The problem with using tests to make important decisions about people’s lives is that standardized tests are not precise instruments. Unfortunately, most elected officials do not realize this, nor does the general public. The public thinks the tests have scientific validity, like that of a thermometer or a barometer, and that they are objective, not tainted by fallible human judgment. But test scores are not comparable to standard weights and measures; they do not have the precision of a doctor’s scale or yardstick. Tests vary in their quality, and even the best tests may sometimes be error-prone, because of human mistakes or technical foul-ups. Hardly a testing season passes without a news story about a goof made by a major testing company. Sometimes questions are poorly worded. Sometimes the answers are wrongly scored. Sometimes the supposedly “right” answer to a question is wrong or ambiguous. Sometimes two of four answers on a multiple-choice question are equally correct.

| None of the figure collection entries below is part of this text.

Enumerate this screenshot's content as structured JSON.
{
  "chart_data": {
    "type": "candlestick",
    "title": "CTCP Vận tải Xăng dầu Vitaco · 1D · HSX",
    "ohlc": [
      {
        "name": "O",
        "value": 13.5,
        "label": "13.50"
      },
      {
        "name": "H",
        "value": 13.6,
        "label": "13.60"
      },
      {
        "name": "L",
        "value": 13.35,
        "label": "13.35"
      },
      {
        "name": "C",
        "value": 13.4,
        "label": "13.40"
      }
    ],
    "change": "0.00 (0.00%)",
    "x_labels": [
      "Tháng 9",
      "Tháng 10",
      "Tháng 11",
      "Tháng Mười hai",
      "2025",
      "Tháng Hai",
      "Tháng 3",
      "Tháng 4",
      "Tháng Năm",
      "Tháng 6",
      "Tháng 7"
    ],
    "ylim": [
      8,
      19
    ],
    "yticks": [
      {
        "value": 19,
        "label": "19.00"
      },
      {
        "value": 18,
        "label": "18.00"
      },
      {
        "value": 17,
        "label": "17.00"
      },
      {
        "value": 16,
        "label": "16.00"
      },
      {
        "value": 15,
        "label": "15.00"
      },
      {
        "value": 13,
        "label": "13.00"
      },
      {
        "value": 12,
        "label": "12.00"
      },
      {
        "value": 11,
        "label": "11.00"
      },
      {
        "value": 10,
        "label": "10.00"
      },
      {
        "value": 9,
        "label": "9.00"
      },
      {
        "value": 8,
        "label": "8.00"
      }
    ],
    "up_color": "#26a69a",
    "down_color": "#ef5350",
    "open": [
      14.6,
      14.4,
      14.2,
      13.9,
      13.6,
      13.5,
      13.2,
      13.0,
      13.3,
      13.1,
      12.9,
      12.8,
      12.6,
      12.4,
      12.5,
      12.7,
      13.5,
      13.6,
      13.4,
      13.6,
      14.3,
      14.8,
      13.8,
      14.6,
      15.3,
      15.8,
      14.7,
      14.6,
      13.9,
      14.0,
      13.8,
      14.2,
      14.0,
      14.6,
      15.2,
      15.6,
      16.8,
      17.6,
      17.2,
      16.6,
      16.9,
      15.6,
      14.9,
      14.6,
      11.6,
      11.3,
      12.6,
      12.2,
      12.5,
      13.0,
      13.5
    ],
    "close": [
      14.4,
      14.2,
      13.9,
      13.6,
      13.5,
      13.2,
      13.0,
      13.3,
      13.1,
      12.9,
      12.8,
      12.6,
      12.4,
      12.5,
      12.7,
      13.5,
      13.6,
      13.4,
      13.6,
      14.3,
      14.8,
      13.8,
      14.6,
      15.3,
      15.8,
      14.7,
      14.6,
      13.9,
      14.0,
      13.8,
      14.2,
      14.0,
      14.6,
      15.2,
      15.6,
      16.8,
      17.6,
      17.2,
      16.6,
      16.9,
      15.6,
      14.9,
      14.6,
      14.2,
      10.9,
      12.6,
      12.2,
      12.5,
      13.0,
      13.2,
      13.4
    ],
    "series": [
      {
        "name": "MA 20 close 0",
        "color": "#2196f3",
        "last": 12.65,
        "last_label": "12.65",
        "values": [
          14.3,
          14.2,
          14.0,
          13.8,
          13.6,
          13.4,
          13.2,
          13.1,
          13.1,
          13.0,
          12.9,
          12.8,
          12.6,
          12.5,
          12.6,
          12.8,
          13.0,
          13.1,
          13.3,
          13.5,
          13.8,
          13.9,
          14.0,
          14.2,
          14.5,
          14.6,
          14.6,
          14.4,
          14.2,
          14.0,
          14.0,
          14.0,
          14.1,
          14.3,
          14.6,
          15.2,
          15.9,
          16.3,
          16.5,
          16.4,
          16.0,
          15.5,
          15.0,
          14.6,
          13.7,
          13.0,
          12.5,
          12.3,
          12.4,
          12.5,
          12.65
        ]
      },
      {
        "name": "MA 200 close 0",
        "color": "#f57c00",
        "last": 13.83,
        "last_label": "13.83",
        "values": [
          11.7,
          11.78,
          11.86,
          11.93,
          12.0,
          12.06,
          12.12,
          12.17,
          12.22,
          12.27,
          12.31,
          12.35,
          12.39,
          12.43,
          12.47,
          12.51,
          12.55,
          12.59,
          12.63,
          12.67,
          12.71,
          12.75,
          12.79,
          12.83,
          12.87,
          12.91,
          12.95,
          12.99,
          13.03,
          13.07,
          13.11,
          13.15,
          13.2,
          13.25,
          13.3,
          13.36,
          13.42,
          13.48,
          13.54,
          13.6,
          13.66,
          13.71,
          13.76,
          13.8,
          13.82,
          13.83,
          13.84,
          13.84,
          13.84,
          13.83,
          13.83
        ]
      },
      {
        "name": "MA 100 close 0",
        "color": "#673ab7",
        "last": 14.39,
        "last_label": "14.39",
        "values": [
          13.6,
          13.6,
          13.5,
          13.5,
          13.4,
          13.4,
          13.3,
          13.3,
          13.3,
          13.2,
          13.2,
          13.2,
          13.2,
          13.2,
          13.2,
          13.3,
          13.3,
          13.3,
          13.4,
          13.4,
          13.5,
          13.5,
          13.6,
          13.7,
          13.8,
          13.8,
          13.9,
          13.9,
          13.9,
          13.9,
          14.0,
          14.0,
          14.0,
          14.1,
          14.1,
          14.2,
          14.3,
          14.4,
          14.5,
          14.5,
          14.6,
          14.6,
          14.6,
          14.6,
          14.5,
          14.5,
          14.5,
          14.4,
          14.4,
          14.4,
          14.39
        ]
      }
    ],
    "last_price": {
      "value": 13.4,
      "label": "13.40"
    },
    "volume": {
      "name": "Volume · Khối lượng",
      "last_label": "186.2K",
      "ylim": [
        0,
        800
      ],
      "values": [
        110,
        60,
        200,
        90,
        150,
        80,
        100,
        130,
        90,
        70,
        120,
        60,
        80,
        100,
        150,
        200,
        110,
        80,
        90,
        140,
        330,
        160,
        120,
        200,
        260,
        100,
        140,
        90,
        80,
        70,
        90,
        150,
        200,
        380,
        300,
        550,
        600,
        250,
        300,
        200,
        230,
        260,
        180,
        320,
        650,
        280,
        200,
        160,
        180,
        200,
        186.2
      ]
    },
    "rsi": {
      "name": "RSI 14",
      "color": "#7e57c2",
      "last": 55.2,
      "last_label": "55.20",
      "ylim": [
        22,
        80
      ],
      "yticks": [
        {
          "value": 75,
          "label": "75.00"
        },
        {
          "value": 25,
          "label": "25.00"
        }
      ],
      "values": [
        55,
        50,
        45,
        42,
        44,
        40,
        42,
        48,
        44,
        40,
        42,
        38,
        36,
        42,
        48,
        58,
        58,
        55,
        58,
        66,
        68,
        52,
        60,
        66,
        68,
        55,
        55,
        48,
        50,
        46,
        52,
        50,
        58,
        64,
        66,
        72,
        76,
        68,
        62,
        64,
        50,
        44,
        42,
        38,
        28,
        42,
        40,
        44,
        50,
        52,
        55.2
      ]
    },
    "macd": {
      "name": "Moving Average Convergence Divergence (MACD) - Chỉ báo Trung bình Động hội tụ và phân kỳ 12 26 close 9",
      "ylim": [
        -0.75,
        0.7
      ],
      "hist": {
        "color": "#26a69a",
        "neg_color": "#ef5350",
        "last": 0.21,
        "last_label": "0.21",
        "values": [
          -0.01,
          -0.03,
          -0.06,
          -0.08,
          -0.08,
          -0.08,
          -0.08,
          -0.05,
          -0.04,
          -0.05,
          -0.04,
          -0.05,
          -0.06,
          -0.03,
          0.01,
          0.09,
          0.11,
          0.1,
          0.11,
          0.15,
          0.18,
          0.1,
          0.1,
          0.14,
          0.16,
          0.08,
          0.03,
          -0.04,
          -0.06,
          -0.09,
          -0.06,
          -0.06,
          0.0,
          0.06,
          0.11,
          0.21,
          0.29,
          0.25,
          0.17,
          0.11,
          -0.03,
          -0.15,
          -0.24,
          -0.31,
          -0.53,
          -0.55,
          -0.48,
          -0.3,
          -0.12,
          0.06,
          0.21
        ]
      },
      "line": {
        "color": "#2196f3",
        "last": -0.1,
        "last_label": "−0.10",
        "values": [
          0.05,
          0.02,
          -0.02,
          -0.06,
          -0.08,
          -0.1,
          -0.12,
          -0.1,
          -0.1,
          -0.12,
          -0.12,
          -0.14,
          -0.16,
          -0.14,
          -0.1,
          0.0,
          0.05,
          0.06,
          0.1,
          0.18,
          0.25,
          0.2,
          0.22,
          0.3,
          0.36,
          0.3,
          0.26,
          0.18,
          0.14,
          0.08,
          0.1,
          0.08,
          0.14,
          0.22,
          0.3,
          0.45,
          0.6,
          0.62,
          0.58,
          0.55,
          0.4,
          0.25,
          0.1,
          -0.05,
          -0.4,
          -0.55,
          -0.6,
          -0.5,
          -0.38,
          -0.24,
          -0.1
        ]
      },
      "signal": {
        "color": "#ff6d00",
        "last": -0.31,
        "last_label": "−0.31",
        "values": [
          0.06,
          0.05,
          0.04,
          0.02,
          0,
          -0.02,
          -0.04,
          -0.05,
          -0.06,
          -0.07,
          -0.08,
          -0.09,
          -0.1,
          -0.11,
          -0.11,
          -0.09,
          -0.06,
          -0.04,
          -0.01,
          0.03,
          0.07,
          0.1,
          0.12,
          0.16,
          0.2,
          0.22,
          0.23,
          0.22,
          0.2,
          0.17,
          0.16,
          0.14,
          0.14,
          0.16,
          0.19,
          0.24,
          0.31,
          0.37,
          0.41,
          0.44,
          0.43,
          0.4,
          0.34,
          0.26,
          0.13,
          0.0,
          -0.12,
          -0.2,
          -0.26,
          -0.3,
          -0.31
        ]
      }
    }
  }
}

All tests have a margin of error, like opinion polls, and the same student could produce different scores when taking the same test on different days. The scores might not be wildly different, but they might be different enough to nudge the student’s rating across the line from “not proficient” to “proficient,” or drop her down a notch. So, a student who failed a test on Monday might pass if she took the same test on Wednesday. Maybe the student got a good night’s sleep one day, but not the next; maybe she was distracted by a personal crisis—a spat with her best friend—one day, but not the next. Tests themselves differ from one another, even when they are designed to be as similar as possible. So a student could pass one test and fail another that was designed to be of equal difficulty. Testing experts frequently remind school officials that standardized test scores should not be used in isolation to make consequential decisions about students, but only in conjunction with other measures of student performance, such as grades, class participation, homework, and teachers’ recommendations. Testing experts also warn that test scores should only be used for the purpose for which the test was designed: For example, a fifth-grade reading test measures fifth-grade reading skills and cannot reliably serve as a measure of the teacher’s skill.

Ravitch. Diane. The Death and Life of the Great American School System. New York: Basic/Perseus, 2010: 152-3.